His time narrowly denied Holden Racing Team spearhead Mark Skaife a third-straight Bathurst pole, giving hope to Ford fans in an otherwise bleak year.

Larkham’s lap was the fastest for a Supercar at Bathurst to that point and the first to undercut Neil Allen’s long-standing race lap record benchmark, set in a Formula 5000 single-seater in 1970.

MARCOS AMBROSE
2001 – 2 minutes 09.7785s

Scoring pole on his Bathurst debut marked Ambrose as something very special.

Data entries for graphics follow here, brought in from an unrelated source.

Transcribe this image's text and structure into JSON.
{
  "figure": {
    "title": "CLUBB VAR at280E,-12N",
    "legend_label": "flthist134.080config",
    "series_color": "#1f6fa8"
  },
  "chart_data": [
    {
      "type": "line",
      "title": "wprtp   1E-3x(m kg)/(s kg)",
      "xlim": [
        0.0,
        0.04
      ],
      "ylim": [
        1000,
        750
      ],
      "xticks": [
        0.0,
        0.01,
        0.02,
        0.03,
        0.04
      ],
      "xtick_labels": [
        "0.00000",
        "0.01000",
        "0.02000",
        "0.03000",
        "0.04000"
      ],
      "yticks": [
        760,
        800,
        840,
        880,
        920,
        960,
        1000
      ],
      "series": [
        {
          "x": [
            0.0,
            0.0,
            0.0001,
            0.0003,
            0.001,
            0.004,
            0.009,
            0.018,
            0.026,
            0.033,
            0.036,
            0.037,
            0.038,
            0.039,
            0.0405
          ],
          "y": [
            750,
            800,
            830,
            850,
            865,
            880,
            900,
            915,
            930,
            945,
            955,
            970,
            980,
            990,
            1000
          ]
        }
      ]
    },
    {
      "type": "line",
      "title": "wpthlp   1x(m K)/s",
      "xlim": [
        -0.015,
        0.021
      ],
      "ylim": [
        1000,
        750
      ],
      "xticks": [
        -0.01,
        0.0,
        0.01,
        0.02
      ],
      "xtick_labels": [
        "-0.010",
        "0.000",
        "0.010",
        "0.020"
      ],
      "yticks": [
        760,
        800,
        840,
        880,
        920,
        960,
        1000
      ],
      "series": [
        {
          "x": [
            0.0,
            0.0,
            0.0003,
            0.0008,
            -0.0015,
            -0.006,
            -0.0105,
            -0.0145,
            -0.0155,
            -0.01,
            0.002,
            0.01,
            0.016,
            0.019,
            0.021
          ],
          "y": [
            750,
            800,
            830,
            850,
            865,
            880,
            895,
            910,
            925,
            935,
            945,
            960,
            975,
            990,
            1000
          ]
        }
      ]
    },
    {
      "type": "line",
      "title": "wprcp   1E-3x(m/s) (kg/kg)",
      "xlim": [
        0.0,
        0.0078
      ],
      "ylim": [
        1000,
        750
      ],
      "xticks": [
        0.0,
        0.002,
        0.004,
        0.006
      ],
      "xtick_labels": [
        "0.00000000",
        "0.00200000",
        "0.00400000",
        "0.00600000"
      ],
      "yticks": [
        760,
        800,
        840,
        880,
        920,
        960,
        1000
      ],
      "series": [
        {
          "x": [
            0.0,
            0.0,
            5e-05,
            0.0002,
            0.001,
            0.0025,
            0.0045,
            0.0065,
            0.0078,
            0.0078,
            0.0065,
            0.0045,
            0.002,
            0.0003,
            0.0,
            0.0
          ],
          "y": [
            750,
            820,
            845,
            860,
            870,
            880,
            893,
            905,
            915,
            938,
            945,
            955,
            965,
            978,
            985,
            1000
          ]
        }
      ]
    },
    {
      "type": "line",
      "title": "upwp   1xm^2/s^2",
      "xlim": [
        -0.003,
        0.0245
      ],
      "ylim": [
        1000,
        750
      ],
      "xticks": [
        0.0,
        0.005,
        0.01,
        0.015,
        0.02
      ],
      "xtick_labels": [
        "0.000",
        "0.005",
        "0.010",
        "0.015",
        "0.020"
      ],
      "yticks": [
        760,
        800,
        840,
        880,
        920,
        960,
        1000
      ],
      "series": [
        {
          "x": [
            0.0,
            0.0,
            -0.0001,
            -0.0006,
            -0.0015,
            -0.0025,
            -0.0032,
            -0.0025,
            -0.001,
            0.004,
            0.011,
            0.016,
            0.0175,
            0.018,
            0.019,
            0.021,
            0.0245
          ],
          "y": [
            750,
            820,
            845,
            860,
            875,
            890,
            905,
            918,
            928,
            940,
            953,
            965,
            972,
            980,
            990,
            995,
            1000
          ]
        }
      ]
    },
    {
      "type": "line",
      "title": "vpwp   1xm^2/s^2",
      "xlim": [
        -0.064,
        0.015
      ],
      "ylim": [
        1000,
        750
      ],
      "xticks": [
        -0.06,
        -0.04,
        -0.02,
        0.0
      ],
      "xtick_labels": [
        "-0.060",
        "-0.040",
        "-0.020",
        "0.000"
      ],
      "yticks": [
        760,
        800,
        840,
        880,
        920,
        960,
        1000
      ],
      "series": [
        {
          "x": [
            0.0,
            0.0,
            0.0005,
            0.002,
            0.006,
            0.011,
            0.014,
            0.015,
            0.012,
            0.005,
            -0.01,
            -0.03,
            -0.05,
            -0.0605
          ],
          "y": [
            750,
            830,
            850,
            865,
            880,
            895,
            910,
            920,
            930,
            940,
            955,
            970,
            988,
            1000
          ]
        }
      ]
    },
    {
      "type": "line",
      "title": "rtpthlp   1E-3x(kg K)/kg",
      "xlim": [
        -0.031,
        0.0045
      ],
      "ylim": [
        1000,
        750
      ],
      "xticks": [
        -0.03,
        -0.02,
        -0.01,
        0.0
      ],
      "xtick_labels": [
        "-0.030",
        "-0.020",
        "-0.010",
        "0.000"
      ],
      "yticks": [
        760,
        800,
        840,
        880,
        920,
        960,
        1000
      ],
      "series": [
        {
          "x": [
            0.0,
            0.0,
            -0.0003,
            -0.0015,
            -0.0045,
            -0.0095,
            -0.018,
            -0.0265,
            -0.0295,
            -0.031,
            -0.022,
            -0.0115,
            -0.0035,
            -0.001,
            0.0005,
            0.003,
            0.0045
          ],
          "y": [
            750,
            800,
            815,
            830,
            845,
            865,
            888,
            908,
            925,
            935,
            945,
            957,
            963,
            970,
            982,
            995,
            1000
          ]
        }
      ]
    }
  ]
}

He was only 11th fastest in regular qualifying but made the Shootout field thanks to the Top 15 format introduced for that year, and improved by over a second in the one-lap dash.

Ambrose remains one of just two rookies to score pole for the Great Race, together with Klaus Ludwig whose 1987 efforts were overshadowed by the disqualification of his Texaco Sierra from the subsequent race.

GREG MURPHY
2003 – 2 minutes 06.8594s

The ‘Lap of the Gods’ has passed into Bathurst folklore.

While others have gone faster since, the legend of Murphy’s 2003 lap has only grown as time has passed – including the missed gear that he said stopped him going even quicker.

The last man out in the Shootout after recording provisional pole with a 2:07.9503, the Kiwi took aim at John Bowe’s 2:07.9556 benchmark.

Murphy’s stunning 2:06 drew unprecedented applause from rival teams on his return to pitlane and stood as the quickest Great Race pole lap until 2014.

SCOTT MCLAUGHLIN
2017 – 2 minutes 03.8312s

Just 14 years after cheering his childhood hero to pole, it was McLaughlin’s turn to add his Shootout heroics to Murphy’s effort.

In his first run at Bathurst with DJR Team Penske, McLaughlin had recorded a series of low 2:04s in the preliminary practice sessions.

Last out in the Top 10, the Shell Ford driver delivered when it mattered and his 2:03.8312s was enough to score pole by 0.4434s – a big margin by modern Supercars standards.